Autotune (Bandits)
Autotune and Autotune AI are Multi-Armed Bandit solutions that automatically find the best variant among a group of candidates, while dynamically allocating traffic to optimize for a single target metric.
Autotune (the Multi-Armed Bandit solution) allocates traffic towards high-performing variants and can eventually identify a winning variant.
Autotune AI (the Contextual Bandit solution) is a personalization tool that serves users the best variant determined by a machine learning model trained on previous observations.
How Autotune works
Autotune is Statsig's Bayesian Multi-Armed Bandit, and Autotune AI is Statsig's Contextual Bandit.
Both Autotune products will test and measure different variations and their effect on a target metric.
- The multi-armed bandit continuously adjusts traffic towards the best performing variations until it can confidently pick the best variation. The winning variation will then receive 100% of traffic.
- The contextual bandit personalizes what variant a user sees based on "context" - or provided user/interaction attributes - to serve each user the variation predicted to be best (i.e. personalization).
Contextual Bandits are a subset of Multi-Armed Bandits; both seek to balance the "explore"/"exploit" problem - balancing between "exploiting" the current best known solution versus "exploring" to get more information about other solutions.
Our blog posts on Multi-Armed Bandits and Contextual Bandits go into depth on use cases and considerations.

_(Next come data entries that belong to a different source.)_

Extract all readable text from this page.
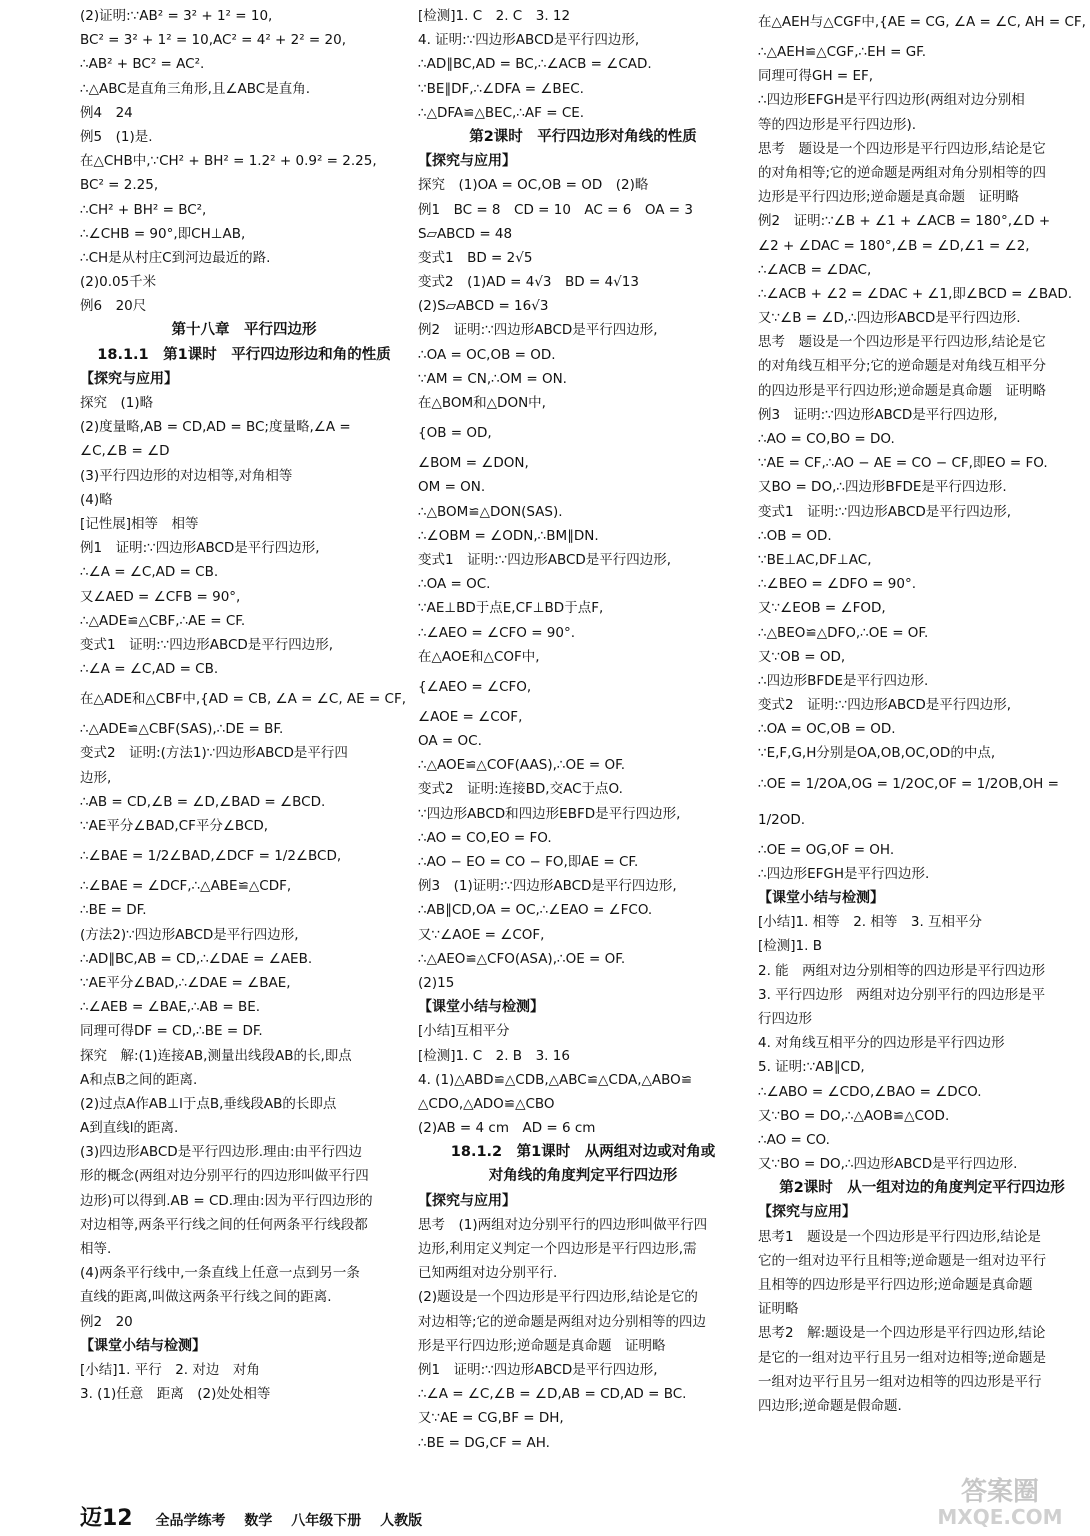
(2)证明:∵AB² = 3² + 1² = 10,
BC² = 3² + 1² = 10,AC² = 4² + 2² = 20,
∴AB² + BC² = AC².
∴△ABC是直角三角形,且∠ABC是直角.
例4　24
例5　(1)是.
在△CHB中,∵CH² + BH² = 1.2² + 0.9² = 2.25,
BC² = 2.25,
∴CH² + BH² = BC²,
∴∠CHB = 90°,即CH⊥AB,
∴CH是从村庄C到河边最近的路.
(2)0.05千米
例6　20尺
第十八章　平行四边形
18.1.1　第1课时　平行四边形边和角的性质
【探究与应用】
探究　(1)略
(2)度量略,AB = CD,AD = BC;度量略,∠A =
∠C,∠B = ∠D
(3)平行四边形的对边相等,对角相等
(4)略
[记性展]相等　相等
例1　证明:∵四边形ABCD是平行四边形,
∴∠A = ∠C,AD = CB.
又∠AED = ∠CFB = 90°,
∴△ADE≌△CBF,∴AE = CF.
变式1　证明:∵四边形ABCD是平行四边形,
∴∠A = ∠C,AD = CB.
在△ADE和△CBF中,{AD = CB, ∠A = ∠C, AE = CF,
∴△ADE≌△CBF(SAS),∴DE = BF.
变式2　证明:(方法1)∵四边形ABCD是平行四
边形,
∴AB = CD,∠B = ∠D,∠BAD = ∠BCD.
∵AE平分∠BAD,CF平分∠BCD,
∴∠BAE = 1/2∠BAD,∠DCF = 1/2∠BCD,
∴∠BAE = ∠DCF,∴△ABE≌△CDF,
∴BE = DF.
(方法2)∵四边形ABCD是平行四边形,
∴AD∥BC,AB = CD,∴∠DAE = ∠AEB.
∵AE平分∠BAD,∴∠DAE = ∠BAE,
∴∠AEB = ∠BAE,∴AB = BE.
同理可得DF = CD,∴BE = DF.
探究　解:(1)连接AB,测量出线段AB的长,即点
A和点B之间的距离.
(2)过点A作AB⊥l于点B,垂线段AB的长即点
A到直线l的距离.
(3)四边形ABCD是平行四边形.理由:由平行四边
形的概念(两组对边分别平行的四边形叫做平行四
边形)可以得到.AB = CD.理由:因为平行四边形的
对边相等,两条平行线之间的任何两条平行线段都
相等.
(4)两条平行线中,一条直线上任意一点到另一条
直线的距离,叫做这两条平行线之间的距离.
例2　20
【课堂小结与检测】
[小结]1. 平行　2. 对边　对角
3. (1)任意　距离　(2)处处相等
[检测]1. C　2. C　3. 12
4. 证明:∵四边形ABCD是平行四边形,
∴AD∥BC,AD = BC,∴∠ACB = ∠CAD.
∵BE∥DF,∴∠DFA = ∠BEC.
∴△DFA≌△BEC,∴AF = CE.
第2课时　平行四边形对角线的性质
【探究与应用】
探究　(1)OA = OC,OB = OD　(2)略
例1　BC = 8　CD = 10　AC = 6　OA = 3
S▱ABCD = 48
变式1　BD = 2√5
变式2　(1)AD = 4√3　BD = 4√13
(2)S▱ABCD = 16√3
例2　证明:∵四边形ABCD是平行四边形,
∴OA = OC,OB = OD.
∵AM = CN,∴OM = ON.
在△BOM和△DON中,
{OB = OD,
∠BOM = ∠DON,
OM = ON.
∴△BOM≌△DON(SAS).
∴∠OBM = ∠ODN,∴BM∥DN.
变式1　证明:∵四边形ABCD是平行四边形,
∴OA = OC.
∵AE⊥BD于点E,CF⊥BD于点F,
∴∠AEO = ∠CFO = 90°.
在△AOE和△COF中,
{∠AEO = ∠CFO,
∠AOE = ∠COF,
OA = OC.
∴△AOE≌△COF(AAS),∴OE = OF.
变式2　证明:连接BD,交AC于点O.
∵四边形ABCD和四边形EBFD是平行四边形,
∴AO = CO,EO = FO.
∴AO − EO = CO − FO,即AE = CF.
例3　(1)证明:∵四边形ABCD是平行四边形,
∴AB∥CD,OA = OC,∴∠EAO = ∠FCO.
又∵∠AOE = ∠COF,
∴△AEO≌△CFO(ASA),∴OE = OF.
(2)15
【课堂小结与检测】
[小结]互相平分
[检测]1. C　2. B　3. 16
4. (1)△ABD≌△CDB,△ABC≌△CDA,△ABO≌
△CDO,△ADO≌△CBO
(2)AB = 4 cm　AD = 6 cm
18.1.2　第1课时　从两组对边或对角或
对角线的角度判定平行四边形
【探究与应用】
思考　(1)两组对边分别平行的四边形叫做平行四
边形,利用定义判定一个四边形是平行四边形,需
已知两组对边分别平行.
(2)题设是一个四边形是平行四边形,结论是它的
对边相等;它的逆命题是两组对边分别相等的四边
形是平行四边形;逆命题是真命题　证明略
例1　证明:∵四边形ABCD是平行四边形,
∴∠A = ∠C,∠B = ∠D,AB = CD,AD = BC.
又∵AE = CG,BF = DH,
∴BE = DG,CF = AH.
在△AEH与△CGF中,{AE = CG, ∠A = ∠C, AH = CF,
∴△AEH≌△CGF,∴EH = GF.
同理可得GH = EF,
∴四边形EFGH是平行四边形(两组对边分别相
等的四边形是平行四边形).
思考　题设是一个四边形是平行四边形,结论是它
的对角相等;它的逆命题是两组对角分别相等的四
边形是平行四边形;逆命题是真命题　证明略
例2　证明:∵∠B + ∠1 + ∠ACB = 180°,∠D +
∠2 + ∠DAC = 180°,∠B = ∠D,∠1 = ∠2,
∴∠ACB = ∠DAC,
∴∠ACB + ∠2 = ∠DAC + ∠1,即∠BCD = ∠BAD.
又∵∠B = ∠D,∴四边形ABCD是平行四边形.
思考　题设是一个四边形是平行四边形,结论是它
的对角线互相平分;它的逆命题是对角线互相平分
的四边形是平行四边形;逆命题是真命题　证明略
例3　证明:∵四边形ABCD是平行四边形,
∴AO = CO,BO = DO.
∵AE = CF,∴AO − AE = CO − CF,即EO = FO.
又BO = DO,∴四边形BFDE是平行四边形.
变式1　证明:∵四边形ABCD是平行四边形,
∴OB = OD.
∵BE⊥AC,DF⊥AC,
∴∠BEO = ∠DFO = 90°.
又∵∠EOB = ∠FOD,
∴△BEO≌△DFO,∴OE = OF.
又∵OB = OD,
∴四边形BFDE是平行四边形.
变式2　证明:∵四边形ABCD是平行四边形,
∴OA = OC,OB = OD.
∵E,F,G,H分别是OA,OB,OC,OD的中点,
∴OE = 1/2OA,OG = 1/2OC,OF = 1/2OB,OH =
1/2OD.
∴OE = OG,OF = OH.
∴四边形EFGH是平行四边形.
【课堂小结与检测】
[小结]1. 相等　2. 相等　3. 互相平分
[检测]1. B
2. 能　两组对边分别相等的四边形是平行四边形
3. 平行四边形　两组对边分别平行的四边形是平
行四边形
4. 对角线互相平分的四边形是平行四边形
5. 证明:∵AB∥CD,
∴∠ABO = ∠CDO,∠BAO = ∠DCO.
又∵BO = DO,∴△AOB≌△COD.
∴AO = CO.
又∵BO = DO,∴四边形ABCD是平行四边形.
第2课时　从一组对边的角度判定平行四边形
【探究与应用】
思考1　题设是一个四边形是平行四边形,结论是
它的一组对边平行且相等;逆命题是一组对边平行
且相等的四边形是平行四边形;逆命题是真命题
证明略
思考2　解:题设是一个四边形是平行四边形,结论
是它的一组对边平行且另一组对边相等;逆命题是
一组对边平行且另一组对边相等的四边形是平行
四边形;逆命题是假命题.
迈12 全品学练考 数学 八年级下册 人教版
答案圈
MXQE.COM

A/B/n Test | Multi-Armed Bandit (Autotune) | Contextual Bandit (Autotune AI) | Ranking Engine | |
---|---|---|---|---|
Typical # Variants | 2-3 | 4-8 | 4-8 | Arbitrary # |
Personalization Factor | None | None | Moderate | High |
Input Data Required | None | Very Little (100+ samples) | Little - generally 1000+ samples | Tens of thousands to millions of samples |
Model Efficacy | None | Basic | Moderate | High |
Identifies Best Variant | Yes | Yes | No | No |
Consistent User Assignment | Yes | No | No | No |
Implementing Autotune
Implementing an Autotune is as simple as checking an experiment in Statsig. After initialization, or on server SDKs, this comes with sub-millisecond latency.
Autotune will have a JSON config associated with each variant, which will be returned by the SDK and can be used to modify elements of your webpage (e.g. an image URL or button color), or simply identify the variant so that you know which code to use.
When to use Autotune
Autotune has two major differences from A/B testing (Statsig Experiments):
- The traffic split isn't fixed over the duration of the test. This allows Autotune to divert more traffic to the winner, fewer from the losers while making fewer mistakes. However, this means the user experience may not be consistent upon repeated visits.
- Autotune can only optimize for a single metric. Autotune can't accurately measure a collection of metrics, and isn't a great way to understand secondary effects of your changes. Because of this, it works best when the metric is well-understood, has a direct and immediate relationship to the change being tested
Because of these differences, Statsig recommends Autotune in the following scenarios:
- The cost of exposing users to a losing treatment is high. For example, sending new users to a landing page that is inferior may result in lost revenue or churn. While this may be a one-time loss, testing two user registration flows may result in users that never sign up. In this case, Autotune avoids permanently losing users since it can quickly adapt to feedback unlike a static A/B test.
- You want the decision to be automated. Because Autotune automatically selects the winner, it requires no human decision-making. This is great for launching dozens of simultaneous tests, or for running a long-term unmonitored test.
- When it's okay for users to be exposed to different experiences upon return visits. For example, changing text or recommendation algorithms.
- When you have one simple metric to optimize for (eg. click-through rate) that has is an immediate effect of the test.
- When you want to test multiple variations. Autotune can quickly rules out really poor performers while focusing traffic on the best variants.
Autotune should be avoided in the following scenarios:
- When you have a complex ecosystem and want to understand secondary effects, tradeoffs between variants, and user behavior.
- When you are optimizing for complex metrics or delayed effects.
For these cases, we recommend A/B testing with Experiments*. In general, it is also a best practice to run Autotune within an experiment with a small (1-10%) holdout group to measure the impact of the Autotune.